Geoffrey’s entrenched position emphasises the contingent character of money as a claim on future commodities, a position that makes even gold as money a non-commodity, a symbol or credit with which to buy commodities (whether means of production or consumables). This position focuses on the social meaning of money in the future for purchasers and purchases.
Conversely, the focus of those with a commodity theory of money is on grounding its value and money’s specific use value as the independent form of money/exchange value. This is not to suggest value is a thing but that value evolves within a specific pattern of social relations as activities, as with digging for gold and gold being exchanged for commodities.
The book ranges on topics from art to interest rates, from the gift — as opposed, or compared with, the commodity — to ‘financialised capitalism’, and the emergence of money. Louis Moreno centred his commentary on Costas’s introductory chapter of ‘Money as Art’ and his perspectives on ‘the social basis of money power’ — drawing on Marx’s early works, which develop a veritable alienation theory of money. Louis highlighted the ways in which Costas’s work shows that money has very real roles in everyday life: ‘Marx’s economic theory has no use-value unless it provides something of use for the non-economist’.
Indeed, the ‘non-economic’ is a leitmotif in these papers of Costas’s, and of great interest in revealing a methodological challenge for both economists and non-economists to separate and either contradictorily or dialectically integrate the two. One of Marx’s remarkable intellectual achievements was to highlight the opposition between the use value and exchange value of the commodity in ways that can be made to resonate in any analysis of the rest of the ‘upside-down’ world of capitalism.
Where are the boundaries between the economic and non-economic in commodity exchange and production for trade and in gift exchange and the gift economy? How far does the market and the culture of monetary calculation penetrate, dominate and subvert non-market activities, values and relationships? What is potentially and really active and passive in these instances relies on intent and will, the revolutionary seed in the flower of capitalism, the death knell the child represents to the parent.
Engelbert Stockhammer is a post-Keynesian whose analysis centres on the endogeneity of money creation, its nature as a promise to pay, its origins in the state, and evolution in a public-private form. Playfully, Engelbert’s slideshow had smiley bullet points on class struggle, exploitation and critical/historical/mode of production approaches but a glum-face blaming the labour theory of value and its commodity money for miscommunication between Marxist and non-Marxist economists.
As such Engelbert’s talk emphasised those key connections between thinkers in Post-Keynesian and Marxist traditions alongside a deep chasm. For me, the attention Post-Keynesians have paid to the practical processes of money creation and functions is their great intellectual contribution. As Costas points out in this new book (15): ‘There is an ideology of money in capitalist society that is similar to religion in both its falseness and necessity.’

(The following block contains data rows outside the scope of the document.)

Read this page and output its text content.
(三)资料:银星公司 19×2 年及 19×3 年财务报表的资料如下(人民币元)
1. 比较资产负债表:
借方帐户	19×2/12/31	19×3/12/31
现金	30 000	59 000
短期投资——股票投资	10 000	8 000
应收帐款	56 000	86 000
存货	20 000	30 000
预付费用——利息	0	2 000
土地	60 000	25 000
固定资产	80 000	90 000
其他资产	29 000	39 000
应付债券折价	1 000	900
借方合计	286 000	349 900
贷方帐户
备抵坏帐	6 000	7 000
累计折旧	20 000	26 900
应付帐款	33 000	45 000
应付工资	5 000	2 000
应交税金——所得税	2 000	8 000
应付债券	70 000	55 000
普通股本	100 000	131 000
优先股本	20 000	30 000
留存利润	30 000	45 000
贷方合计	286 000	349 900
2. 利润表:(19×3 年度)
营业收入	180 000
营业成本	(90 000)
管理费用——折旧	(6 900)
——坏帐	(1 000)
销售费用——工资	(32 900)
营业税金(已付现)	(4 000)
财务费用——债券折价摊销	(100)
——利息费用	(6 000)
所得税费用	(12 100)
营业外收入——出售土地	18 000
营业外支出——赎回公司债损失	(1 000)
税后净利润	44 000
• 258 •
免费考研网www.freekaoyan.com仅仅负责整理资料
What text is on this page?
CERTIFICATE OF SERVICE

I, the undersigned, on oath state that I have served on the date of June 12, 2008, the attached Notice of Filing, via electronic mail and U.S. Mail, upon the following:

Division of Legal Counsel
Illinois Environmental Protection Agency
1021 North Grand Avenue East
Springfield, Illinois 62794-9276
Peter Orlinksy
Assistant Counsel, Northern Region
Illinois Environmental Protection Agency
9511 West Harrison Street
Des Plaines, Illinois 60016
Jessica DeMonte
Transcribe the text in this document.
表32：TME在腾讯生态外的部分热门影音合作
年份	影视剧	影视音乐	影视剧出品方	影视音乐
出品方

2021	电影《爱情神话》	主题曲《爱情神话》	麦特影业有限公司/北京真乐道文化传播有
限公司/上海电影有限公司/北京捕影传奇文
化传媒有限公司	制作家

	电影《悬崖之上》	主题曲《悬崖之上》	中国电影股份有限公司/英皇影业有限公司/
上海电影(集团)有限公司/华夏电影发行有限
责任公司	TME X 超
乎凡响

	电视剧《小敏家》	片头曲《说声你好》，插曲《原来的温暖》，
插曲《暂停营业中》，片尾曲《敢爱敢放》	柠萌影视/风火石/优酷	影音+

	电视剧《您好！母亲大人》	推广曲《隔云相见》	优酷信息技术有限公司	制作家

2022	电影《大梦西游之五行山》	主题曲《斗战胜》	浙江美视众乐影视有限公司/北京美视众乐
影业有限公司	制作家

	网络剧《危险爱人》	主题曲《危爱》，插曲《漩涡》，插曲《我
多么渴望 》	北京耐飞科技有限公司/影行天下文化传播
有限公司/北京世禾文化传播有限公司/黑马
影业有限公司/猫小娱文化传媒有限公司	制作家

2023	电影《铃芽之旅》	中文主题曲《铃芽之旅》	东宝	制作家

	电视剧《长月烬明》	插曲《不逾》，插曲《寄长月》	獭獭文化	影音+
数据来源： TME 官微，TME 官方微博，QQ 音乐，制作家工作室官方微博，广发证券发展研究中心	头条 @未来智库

I have a firm opinion that everyone on the Left needs to better acknowledge the worth of understanding money as a concept and set of processes, in order to better appreciate money as a weapon of control and to actively resist the power of money to substitute for substantive democracy and genuine governance.
Internationally, money is remarkably potent. In his talk, Costas emphasised it as ‘a lever for hierarchy among states’; our global history cannot be told without reference to the British pound, the US dollar and, more recently the €uro — as shown in the sorry story of Syriza’s reign in Greece. So, too, it becomes ‘a mechanism to entrench commercial advantage’ and ‘exercises power over entire societies through fear and identity’.